Ich möchte vor allem auf meine Kollegen bzw. Freunde eingehen aber auch das nur kurz.

Nach einigen Wochen Arbeit stellte ich fest das eine Mitarbeiterin in meinem näheren Umfeld doch ganz nett ist, da gab es nur ein Problem die gute Dame hatte einen Freund.

Super Hans hast dir mal wieder die richtige rausgesucht, Idiot!

Doch eines Abends sollte sich alles ändern wir fanden zusammen und blieben das auch für einige Zeit.

Ich habe dort auch sehr viele Menschen kennen gelernt die mir sehr wichtig geworden sind ich zähle sie jetzt nicht auf die Menschen wissen es selbst.

Dann kam das Ende eine Emotionale Folter da unser ganzes Team sich auflöste und von außen zerstört wurde wir wurden Wild auf den Platz geworfen und an anderen Plätzen eingesetzt. Die ganze Sache war für mich nicht einfach und ich entschloss eine Woche Seelen Urlaub zu nehmen und danach wieder mehr oder weniger frisch ans Werk zu gehen.

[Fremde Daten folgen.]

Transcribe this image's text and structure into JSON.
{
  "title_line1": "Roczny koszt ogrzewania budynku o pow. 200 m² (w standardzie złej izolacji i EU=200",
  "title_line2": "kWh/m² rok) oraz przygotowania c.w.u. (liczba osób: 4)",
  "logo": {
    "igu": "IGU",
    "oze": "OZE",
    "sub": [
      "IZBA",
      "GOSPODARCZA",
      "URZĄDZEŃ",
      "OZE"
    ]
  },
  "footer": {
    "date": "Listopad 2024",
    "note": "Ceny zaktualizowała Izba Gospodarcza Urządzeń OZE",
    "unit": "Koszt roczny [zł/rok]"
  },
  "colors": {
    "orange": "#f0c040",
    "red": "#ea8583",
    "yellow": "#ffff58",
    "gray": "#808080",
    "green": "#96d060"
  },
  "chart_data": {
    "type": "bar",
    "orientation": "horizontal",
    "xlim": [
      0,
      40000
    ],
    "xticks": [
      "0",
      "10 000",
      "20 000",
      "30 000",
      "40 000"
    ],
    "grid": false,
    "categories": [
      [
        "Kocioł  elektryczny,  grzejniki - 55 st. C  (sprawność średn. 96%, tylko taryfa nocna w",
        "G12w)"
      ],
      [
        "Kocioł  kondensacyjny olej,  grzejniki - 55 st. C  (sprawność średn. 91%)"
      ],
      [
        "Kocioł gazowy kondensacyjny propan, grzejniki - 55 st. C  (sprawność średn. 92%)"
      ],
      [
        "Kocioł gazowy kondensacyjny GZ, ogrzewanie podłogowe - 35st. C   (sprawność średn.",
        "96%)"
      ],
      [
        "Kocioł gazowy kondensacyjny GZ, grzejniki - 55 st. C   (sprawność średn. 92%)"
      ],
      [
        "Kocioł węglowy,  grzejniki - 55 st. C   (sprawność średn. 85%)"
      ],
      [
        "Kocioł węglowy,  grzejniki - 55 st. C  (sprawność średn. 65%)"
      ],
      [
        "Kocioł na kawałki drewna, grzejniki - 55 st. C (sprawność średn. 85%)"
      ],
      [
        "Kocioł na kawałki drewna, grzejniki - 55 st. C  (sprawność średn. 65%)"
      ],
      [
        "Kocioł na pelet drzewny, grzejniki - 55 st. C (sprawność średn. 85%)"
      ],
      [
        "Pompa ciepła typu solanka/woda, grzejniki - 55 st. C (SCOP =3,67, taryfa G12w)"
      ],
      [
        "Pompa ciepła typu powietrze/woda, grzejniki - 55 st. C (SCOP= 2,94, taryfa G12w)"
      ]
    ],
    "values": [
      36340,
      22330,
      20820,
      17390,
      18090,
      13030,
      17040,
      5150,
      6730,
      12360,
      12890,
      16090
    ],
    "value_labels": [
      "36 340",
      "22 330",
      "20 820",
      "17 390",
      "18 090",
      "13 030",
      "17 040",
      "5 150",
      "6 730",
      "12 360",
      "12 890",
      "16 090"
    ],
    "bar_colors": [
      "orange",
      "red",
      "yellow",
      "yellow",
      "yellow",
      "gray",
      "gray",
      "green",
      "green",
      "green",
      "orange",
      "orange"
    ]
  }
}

Die Arbeit war hart die zwei Jahre waren hart aber sie haben mir sehr viel gegeben.

Es tut mir leid das ich das jetzt nur so kurz ausführe aber in meinem Blog soll es ja um meinen Neu Start gehen und nicht um Alt lasten.

Gedichte Band 1

•August 26, 2011 • Kommentar verfassen

Wiedersehen
Wenn die Wolken die Sonne verschlingen
Wenn der Tag der Nacht weicht
Und die Vögel verstummen
Sehen wir uns zur selben zeit
In Melancholischer Freude
In einsamer Zweisamkeit
Doch ich wage nicht auszusprechen
Was ich mir wünsche
aus Angst
Mich selbst zu verletzen
Und dich zu verlieren.

Apokalypse
Die Wolken greifen nach der Sonne
Wie der Bettler nach dem Groschen

Der Regen fällt auf die Erde
Wie der Selbstmörder von der Brücke

Die Braut weint vor Freude
Der Bräutigam vor Trauer einer Falschen Liebe

Die Welt zerfällt in Tausend teile
Wie die Menschheit an ihrer Falschheit

Das Herz hört auf zu schlagen.
Die Welt verstummt.

Einsamkeit
Ich stehe am Fenster und sehe in die Ferne
Als der Dunkle Schwarm Vorüber zieht
Und die Welt in Dunkelheit hüllt

Du trittst aus dem Düsteren Wald und dein Antlitz glänzt
Die Tränen auf deinen Wangen spiegeln sich im letzten Licht
Ich trete weinend zu dir.

Als wir uns begegneten erleuchten unsere Herzen.
Wir vertreiben die Dunkelheit.
Und bringen das Licht auf die Welt.

Auch hier erhältlich:

http://jbuehne.wordpress.com/

Über mich und wie bin ich überhaupt Hier gelandet? Teil 1

•August 26, 2011 • Kommentar verfassen

Wie bin ich hier gelandet?

Das ist eine sehr gute Frage aber bevor wir dazu kommen möchte ich etwas über mich erzählen.

Meine Name ist Hans K. ich komme aus einer kleinen Stadt namens Hof in Bayern.

1992 erblickte ich das Licht der Welt und von da an veränderte sich alles.

Ich wuchs auf einem Dorf zwischen Feldern und der Grenze zu Tschechien auf früh stellten sich die Aufpasser sogenannte Zöllner vor die unser Haus mit Freuden beobachteten.

Als ich ca. 11 Jahre alt war zogen ich und meine Familie bzw. was davon noch zusammen war in besagtes kleines Städtchen.

Ich kann und möchte aus den folgenden Jahren nicht viel erzählen nur soviel sei gesagt es war sehr turbulent.

Viele freunde viel Alkohol und viel jugendlicher Leichtsinn.

Mit 17 war es an der Zeit für eine Veränderung ich verließ die Schule und machte mich auf den Langen weg an den Bodensee.

Ich begann mit einem Praktikum in einer Einrichtung für mehrfach behinderte Kinder und Jugendliche diese Erfahrung sollte mein Leben verändern.